I don’t need tattoos I’ve got scars

Tree bark’s “tattoos” age more gracefully than human tattoos. 

By Tom Poland, A Southern Writer
TomPoland.net

Young with her whole life in front of her, her complexion was flawless. On her left shoulder in forever flight was the blue outline of a butterfly. Ought to be a story there I thought.

“Tell me about your tattoo.”

“Oh, I just love butterflies. That’s all.”

I expected a revelation, perhaps a deep connection to something illuminating. Disappointed I was. Then a realization hit me. Something must be wrong with me. I don’t have a single tattoo, but I don’t need a tattoo. Life gave me scars, and every scar tells a story whether you want it to or not.

On the first play of my first football game an opponent ran over my left leg. His posts had no cleats. Two screws ripped out chunks of flesh that looked like stew beef. The team physician shot me up, cut the flesh away, and stitched me up. Played the rest of the game. To this day I can stick a needle in the scar and feel nothing. Won a few bets doing that.

While jogging in a state park, I ran past a boat trailer. A dog beneath it rushed out and bit me on my left knee. No rabies. A scar instead. And apologetic owners. Several stitches later I was good as new.

Fifty-one stitches snake across my left palm and up my index finger. Just nine years old, I was climbing an outbuilding at my Grandmother’s farm. About four feet off the ground I sunk my palm onto the business end of an upturned nail. I did the worst thing I could do. I let go. The nail ripped my palm and finger open.

Arthroscopic surgery cleaned up a torn meniscus and left scars. My running days over, coronary disease picked up the pace, fueled in large part by my lack of discipline.

An inch-long scar resides beneath my right knee where vein removal for bypass surgery gave me a few more years . . . I hope. Thanks to a zipper-like 5-inch scar and drainage tube incisions my chest looks like it took a burst from a machine gun.

Oldest among my scars are third-degree burns. Dead center my chest is a silver-dollar-sized burn scar. Round and perfect. Across my throat is a pale, ghostly reminder of the hot coals that gave me my scar on my chest. These scars create a mystery I’ll never solve. Time is running out for this codger.

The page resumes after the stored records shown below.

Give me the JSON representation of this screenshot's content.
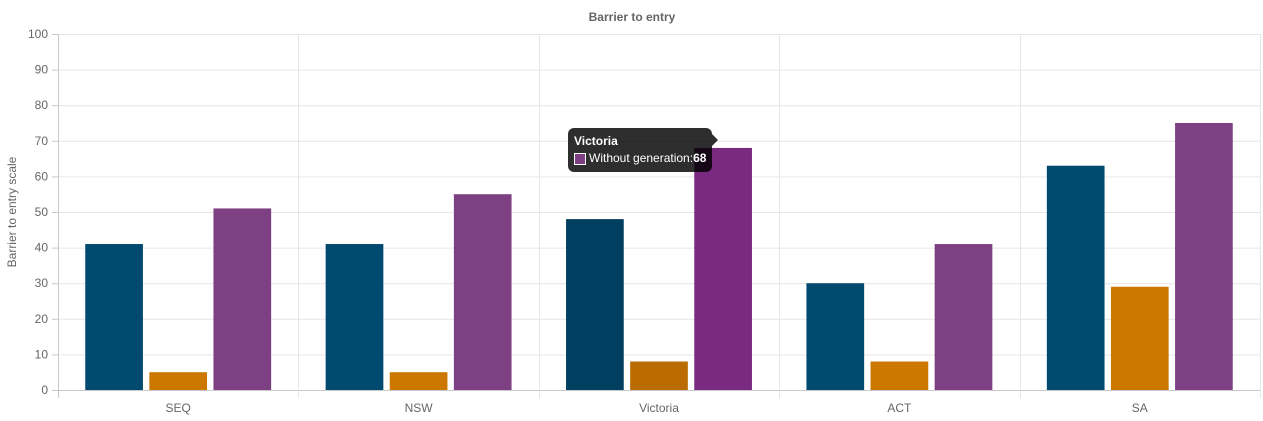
{
  "chart_data": {
    "type": "bar",
    "title": "Barrier to entry",
    "xlabel": "",
    "ylabel": "Barrier to entry scale",
    "categories": [
      "SEQ",
      "NSW",
      "Victoria",
      "ACT",
      "SA"
    ],
    "series": [
      {
        "values": [
          41,
          41,
          48,
          30,
          63
        ],
        "color": "#004a70"
      },
      {
        "values": [
          5,
          5,
          8,
          8,
          29
        ],
        "color": "#cc7700"
      },
      {
        "name": "Without generation",
        "values": [
          51,
          55,
          68,
          41,
          75
        ],
        "color": "#7d4183"
      }
    ],
    "ylim": [
      0,
      100
    ],
    "yticks": [
      0,
      10,
      20,
      30,
      40,
      50,
      60,
      70,
      80,
      90,
      100
    ],
    "grid": true,
    "legend": "none"
  },
  "tooltip": {
    "title": "Victoria",
    "series_label": "Without generation: ",
    "value": "68",
    "swatch_color": "#7d4183"
  },
  "hover_colors": [
    "#003f5f",
    "#bb6c00",
    "#7a2a80"
  ]
}
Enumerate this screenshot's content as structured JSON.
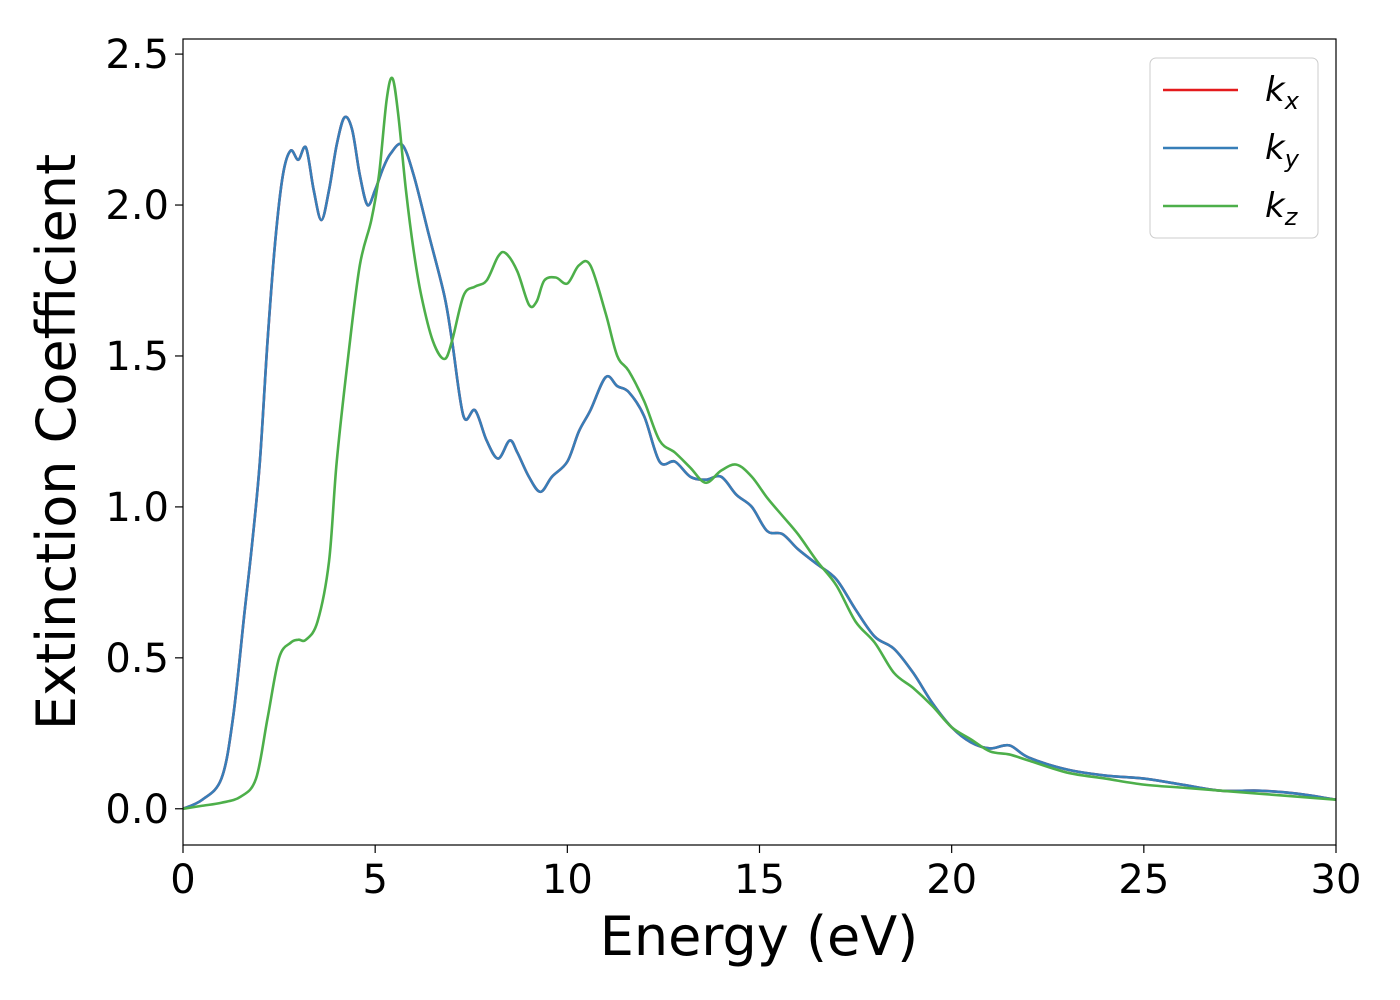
{
  "chart_data": {
    "type": "line",
    "xlabel": "Energy (eV)",
    "ylabel": "Extinction Coefficient",
    "xlim": [
      0,
      30
    ],
    "ylim": [
      -0.12,
      2.55
    ],
    "xticks": [
      0,
      5,
      10,
      15,
      20,
      25,
      30
    ],
    "xtick_labels": [
      "0",
      "5",
      "10",
      "15",
      "20",
      "25",
      "30"
    ],
    "yticks": [
      0.0,
      0.5,
      1.0,
      1.5,
      2.0,
      2.5
    ],
    "ytick_labels": [
      "0.0",
      "0.5",
      "1.0",
      "1.5",
      "2.0",
      "2.5"
    ],
    "grid": false,
    "legend_position": "top-right",
    "series": [
      {
        "name": "k_x",
        "label_main": "k",
        "label_sub": "x",
        "color": "#e41a1c",
        "x": [
          0,
          0.5,
          1.0,
          1.3,
          1.6,
          1.8,
          2.0,
          2.2,
          2.4,
          2.6,
          2.8,
          3.0,
          3.2,
          3.4,
          3.6,
          3.8,
          4.0,
          4.2,
          4.4,
          4.6,
          4.8,
          5.0,
          5.2,
          5.4,
          5.7,
          6.0,
          6.4,
          6.8,
          7.0,
          7.3,
          7.6,
          7.9,
          8.2,
          8.5,
          8.7,
          9.0,
          9.3,
          9.6,
          10.0,
          10.3,
          10.6,
          11.0,
          11.3,
          11.6,
          12.0,
          12.4,
          12.8,
          13.2,
          13.6,
          14.0,
          14.4,
          14.8,
          15.2,
          15.6,
          16.0,
          16.5,
          17.0,
          17.5,
          18.0,
          18.5,
          19.0,
          19.5,
          20.0,
          20.5,
          21.0,
          21.5,
          22.0,
          23.0,
          24.0,
          25.0,
          26.0,
          27.0,
          28.0,
          29.0,
          30.0
        ],
        "y": [
          0.0,
          0.03,
          0.1,
          0.3,
          0.65,
          0.88,
          1.15,
          1.55,
          1.88,
          2.1,
          2.18,
          2.15,
          2.19,
          2.05,
          1.95,
          2.05,
          2.2,
          2.29,
          2.25,
          2.1,
          2.0,
          2.05,
          2.12,
          2.17,
          2.2,
          2.1,
          1.9,
          1.7,
          1.55,
          1.3,
          1.32,
          1.22,
          1.16,
          1.22,
          1.18,
          1.1,
          1.05,
          1.1,
          1.15,
          1.25,
          1.32,
          1.43,
          1.4,
          1.38,
          1.3,
          1.15,
          1.15,
          1.1,
          1.09,
          1.1,
          1.04,
          1.0,
          0.92,
          0.91,
          0.86,
          0.81,
          0.76,
          0.66,
          0.57,
          0.53,
          0.45,
          0.35,
          0.27,
          0.22,
          0.2,
          0.21,
          0.17,
          0.13,
          0.11,
          0.1,
          0.08,
          0.06,
          0.06,
          0.05,
          0.03
        ]
      },
      {
        "name": "k_y",
        "label_main": "k",
        "label_sub": "y",
        "color": "#377eb8",
        "x": [
          0,
          0.5,
          1.0,
          1.3,
          1.6,
          1.8,
          2.0,
          2.2,
          2.4,
          2.6,
          2.8,
          3.0,
          3.2,
          3.4,
          3.6,
          3.8,
          4.0,
          4.2,
          4.4,
          4.6,
          4.8,
          5.0,
          5.2,
          5.4,
          5.7,
          6.0,
          6.4,
          6.8,
          7.0,
          7.3,
          7.6,
          7.9,
          8.2,
          8.5,
          8.7,
          9.0,
          9.3,
          9.6,
          10.0,
          10.3,
          10.6,
          11.0,
          11.3,
          11.6,
          12.0,
          12.4,
          12.8,
          13.2,
          13.6,
          14.0,
          14.4,
          14.8,
          15.2,
          15.6,
          16.0,
          16.5,
          17.0,
          17.5,
          18.0,
          18.5,
          19.0,
          19.5,
          20.0,
          20.5,
          21.0,
          21.5,
          22.0,
          23.0,
          24.0,
          25.0,
          26.0,
          27.0,
          28.0,
          29.0,
          30.0
        ],
        "y": [
          0.0,
          0.03,
          0.1,
          0.3,
          0.65,
          0.88,
          1.15,
          1.55,
          1.88,
          2.1,
          2.18,
          2.15,
          2.19,
          2.05,
          1.95,
          2.05,
          2.2,
          2.29,
          2.25,
          2.1,
          2.0,
          2.05,
          2.12,
          2.17,
          2.2,
          2.1,
          1.9,
          1.7,
          1.55,
          1.3,
          1.32,
          1.22,
          1.16,
          1.22,
          1.18,
          1.1,
          1.05,
          1.1,
          1.15,
          1.25,
          1.32,
          1.43,
          1.4,
          1.38,
          1.3,
          1.15,
          1.15,
          1.1,
          1.09,
          1.1,
          1.04,
          1.0,
          0.92,
          0.91,
          0.86,
          0.81,
          0.76,
          0.66,
          0.57,
          0.53,
          0.45,
          0.35,
          0.27,
          0.22,
          0.2,
          0.21,
          0.17,
          0.13,
          0.11,
          0.1,
          0.08,
          0.06,
          0.06,
          0.05,
          0.03
        ]
      },
      {
        "name": "k_z",
        "label_main": "k",
        "label_sub": "z",
        "color": "#4daf4a",
        "x": [
          0,
          0.5,
          1.0,
          1.5,
          1.9,
          2.2,
          2.5,
          2.8,
          3.0,
          3.2,
          3.5,
          3.8,
          4.0,
          4.3,
          4.6,
          4.9,
          5.1,
          5.3,
          5.45,
          5.6,
          5.8,
          6.0,
          6.2,
          6.5,
          6.8,
          7.0,
          7.3,
          7.6,
          7.9,
          8.2,
          8.4,
          8.7,
          9.0,
          9.2,
          9.4,
          9.7,
          10.0,
          10.3,
          10.6,
          11.0,
          11.3,
          11.6,
          12.0,
          12.4,
          12.8,
          13.2,
          13.6,
          14.0,
          14.4,
          14.8,
          15.2,
          15.6,
          16.0,
          16.5,
          17.0,
          17.5,
          18.0,
          18.5,
          19.0,
          19.5,
          20.0,
          20.5,
          21.0,
          21.5,
          22.0,
          23.0,
          24.0,
          25.0,
          26.0,
          27.0,
          28.0,
          29.0,
          30.0
        ],
        "y": [
          0.0,
          0.01,
          0.02,
          0.04,
          0.1,
          0.3,
          0.5,
          0.55,
          0.56,
          0.56,
          0.62,
          0.82,
          1.15,
          1.5,
          1.8,
          1.95,
          2.1,
          2.35,
          2.42,
          2.3,
          2.05,
          1.85,
          1.7,
          1.55,
          1.49,
          1.55,
          1.7,
          1.73,
          1.75,
          1.83,
          1.84,
          1.78,
          1.67,
          1.68,
          1.75,
          1.76,
          1.74,
          1.8,
          1.8,
          1.64,
          1.5,
          1.45,
          1.35,
          1.22,
          1.18,
          1.13,
          1.08,
          1.12,
          1.14,
          1.1,
          1.03,
          0.97,
          0.91,
          0.82,
          0.74,
          0.62,
          0.55,
          0.45,
          0.4,
          0.34,
          0.27,
          0.23,
          0.19,
          0.18,
          0.16,
          0.12,
          0.1,
          0.08,
          0.07,
          0.06,
          0.05,
          0.04,
          0.03
        ]
      }
    ]
  }
}
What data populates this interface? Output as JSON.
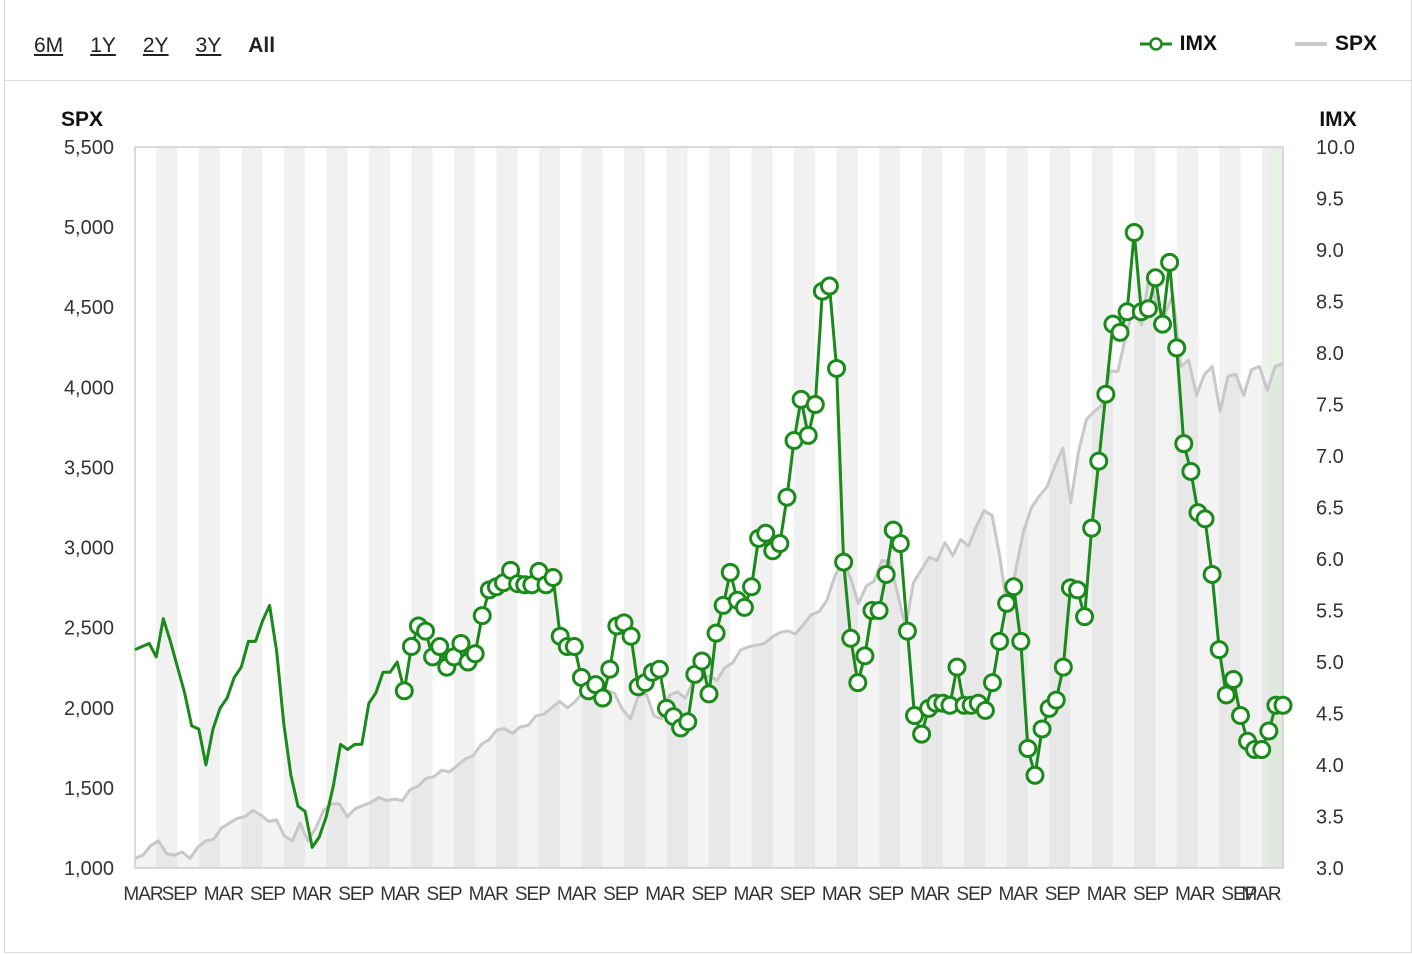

So ends the tour of scars you can see. Others hide inside. Stories for another day.

Unlike the butterflies, roses, skulls, and reptilian sleeve tattoos some of you choose, my scars chose me. No needles. No dyes. Just bad luck and bad behavior.

Somehow I made it over Fool’s Hill with no ink. I don’t have some highly creative tattoo destined to age badly. My scars have aged with grace. They resemble what they have long been. Scars. I take solace in the words of Harry Crews.

“There is something beautiful about all scars of whatever nature. A scar means the hurt is over, the wound is closed and healed, done with.”

That’s true as physical scars go. False as emotional scars go. They last forever, like tattoos.

You, the inked, you are legion. I cannot go anywhere without seeing you, Inked Tribe. Upon your ankles, your throats, arms, legs, the back of your neck, I daresay across your face. I even saw a fellow with his entire torso inked, his bald head and face topped it off. Sometimes I wonder . . . is he still alive?

I get it that tattoos are cool. They’re hot too. If you get an MRI, your tattoo may heat up a bit. What? How’s that? Metallic particles in the ink heat up when the magnetic and radio waves strike them. No worries, you will survive and so will your chosen beauty marks.

A lot of you’ve got ‘em and wish you didn’t. I believe it would be humane if rain washed away tattoos . . . washed away that ink and regret, giving you a new chance at life. Imagine a field rife with wildflowers with many sitting in the rain, clothes torn away, arms outstretched . . . Now, let the hate mail begin because I know it’s coming.